5 réflexions sur « L’horloge agoraphobe »

  1. Ce texte est fort, il me parle énormément, de choses dont j’ai aussi fait l’expérience.
    Juste un détail, tu dis « J’ai perdu beaucoup de temps à m’observer ». Moi également, et j’en perds toujours d’ailleurs, mais je crois que pour moi ça n’est pas du temps perdu. C’est du temps obligatoire que je devais et dois prendre pour pouvoir vivre (et non pas survivre). Tu penses réellement l’avoir perdu ce temps ? Mais pouvais-tu seulement faire autrement ?

    Merci pour tes textes, ça change de ce qu’on voit ailleurs je trouve, et ça fait du bien. Bonne continuation !

  2. Non seulement tu en parles ici, mais tu as même laissé les commentaires ouverts.

    J’ai envie de te croire, quand tu dis que ça va mieux…

  3. Ce denier article n’est peut être pas celui qui m’a le plus impressionné, ni celui qui m’a fait le plus rire, mais c’est celui ou je m’y reconnais le plus…

  4. Moi je t’aime sans te connaître. Tu écris si bien et si vrai. Tout le monde ne fait pas de crises d’angoisse, non. Je connais ce sentiment d’une vie qui se passe sans moi, cette frustration parfois de voir comme ça a l’air si naturel pour la plupart des gens de vivre. Enfin, il y a 2 mois, un mot sur ce mal, et un remède…

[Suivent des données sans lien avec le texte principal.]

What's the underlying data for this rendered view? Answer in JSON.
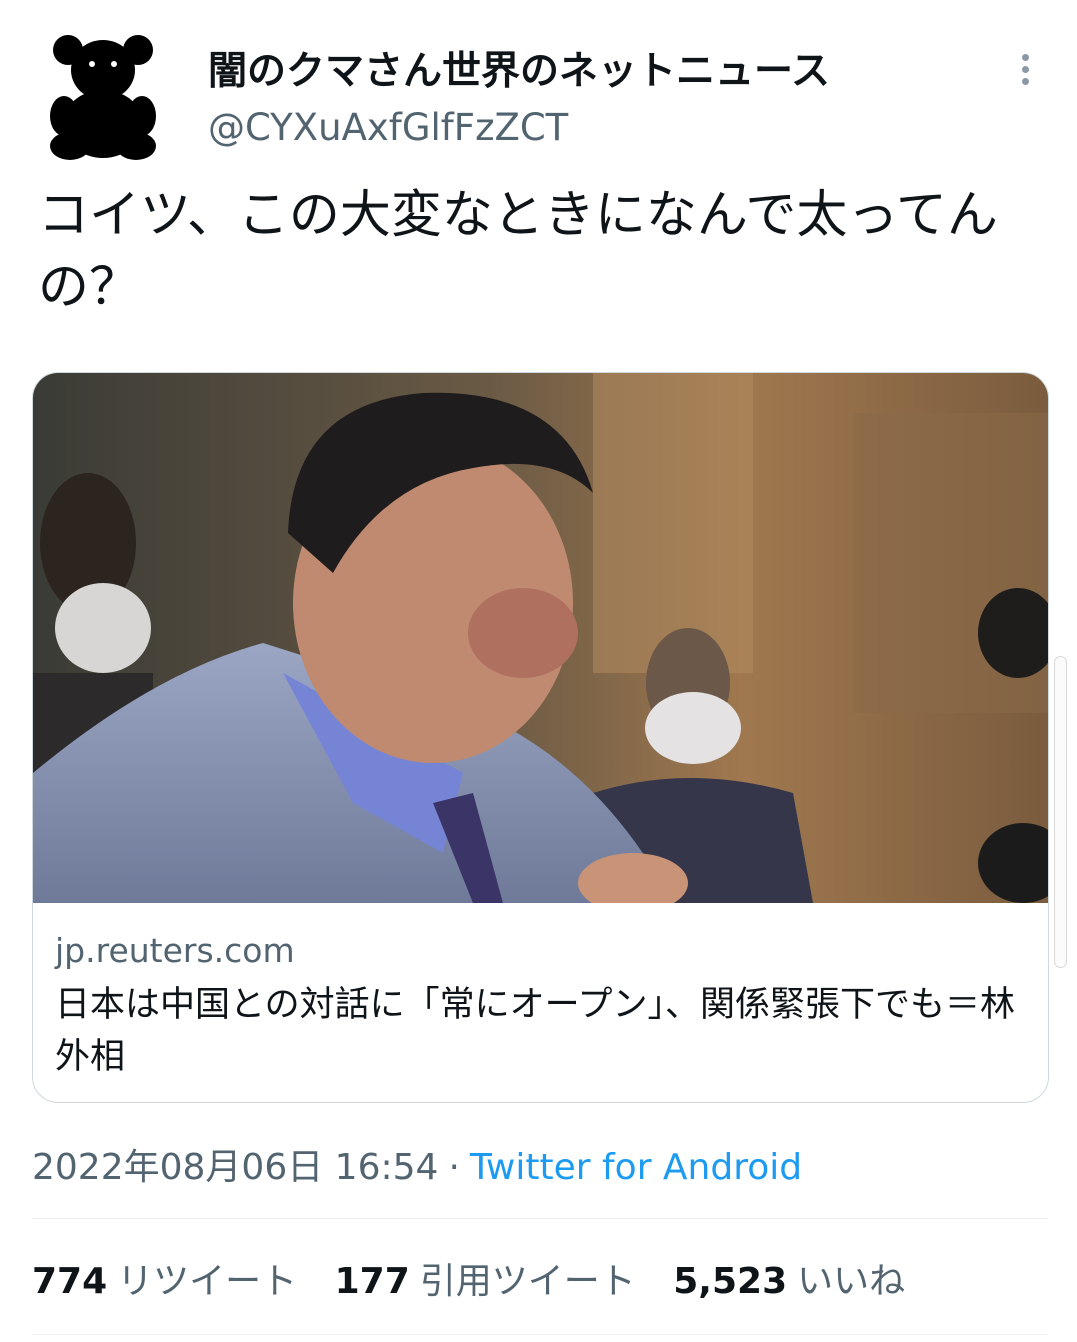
{
  "author": {
    "display_name": "闇のクマさん世界のネットニュース",
    "handle": "@CYXuAxfGlfFzZCT",
    "avatar_icon": "bear-silhouette-icon"
  },
  "tweet": {
    "text": "コイツ、この大変なときになんで太ってんの？"
  },
  "card": {
    "domain": "jp.reuters.com",
    "title": "日本は中国との対話に「常にオープン」、関係緊張下でも＝林外相"
  },
  "meta": {
    "datetime": "2022年08月06日 16:54",
    "separator": "·",
    "source": "Twitter for Android"
  },
  "stats": {
    "retweets": {
      "count": "774",
      "label": "リツイート"
    },
    "quotes": {
      "count": "177",
      "label": "引用ツイート"
    },
    "likes": {
      "count": "5,523",
      "label": "いいね"
    }
  },
  "colors": {
    "text": "#0f1419",
    "secondary": "#536471",
    "link": "#1d9bf0",
    "border": "#cfd9de"
  }
}
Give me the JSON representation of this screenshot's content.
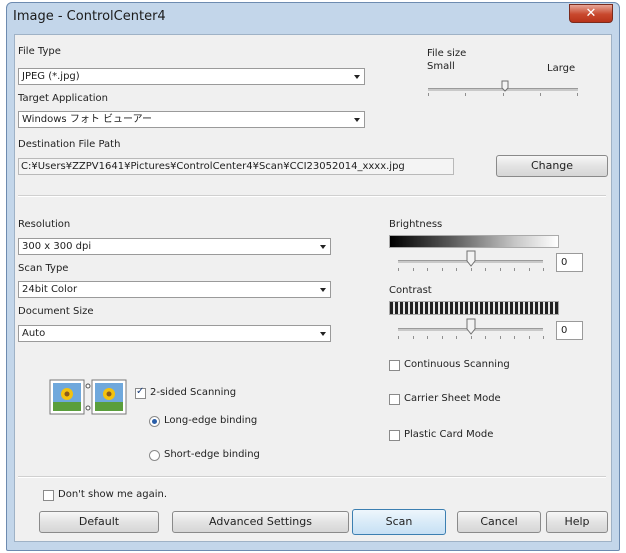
{
  "window": {
    "title": "Image - ControlCenter4",
    "close_icon": "close-icon"
  },
  "file_type": {
    "label": "File Type",
    "value": "JPEG (*.jpg)"
  },
  "file_size": {
    "label": "File size",
    "small": "Small",
    "large": "Large",
    "level": 0.55
  },
  "target_app": {
    "label": "Target Application",
    "value": "Windows フォト ビューアー"
  },
  "destination": {
    "label": "Destination File Path",
    "value": "C:¥Users¥ZZPV1641¥Pictures¥ControlCenter4¥Scan¥CCI23052014_xxxx.jpg",
    "change_label": "Change"
  },
  "resolution": {
    "label": "Resolution",
    "value": "300 x 300 dpi"
  },
  "scan_type": {
    "label": "Scan Type",
    "value": "24bit Color"
  },
  "document_size": {
    "label": "Document Size",
    "value": "Auto"
  },
  "brightness": {
    "label": "Brightness",
    "value": "0",
    "level": 0.5
  },
  "contrast": {
    "label": "Contrast",
    "value": "0",
    "level": 0.5
  },
  "options": {
    "continuous_scanning": {
      "label": "Continuous Scanning",
      "checked": false
    },
    "carrier_sheet_mode": {
      "label": "Carrier Sheet Mode",
      "checked": false
    },
    "plastic_card_mode": {
      "label": "Plastic Card Mode",
      "checked": false
    }
  },
  "duplex": {
    "label": "2-sided Scanning",
    "checked": true,
    "long_edge": {
      "label": "Long-edge binding",
      "selected": true
    },
    "short_edge": {
      "label": "Short-edge binding",
      "selected": false
    }
  },
  "dont_show": {
    "label": "Don't show me again.",
    "checked": false
  },
  "buttons": {
    "default": "Default",
    "advanced": "Advanced Settings",
    "scan": "Scan",
    "cancel": "Cancel",
    "help": "Help"
  }
}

    Merci à toi de nous donner « ça », ces histoires; que ce soient les tiennes ou pas, elles résonnent longtemps…

  5. J’ai un GROS souci avec le téléphone. Parfois ça va, mais parfois, j’arrive pas à le décrocher. Je sais que je le dois, mais je peux pas.

    Ca me rassure un peu de savoir que je suis pas toute seule. Même si c’est gênant dans mon taf. Je me sens un peu moins « anormale ».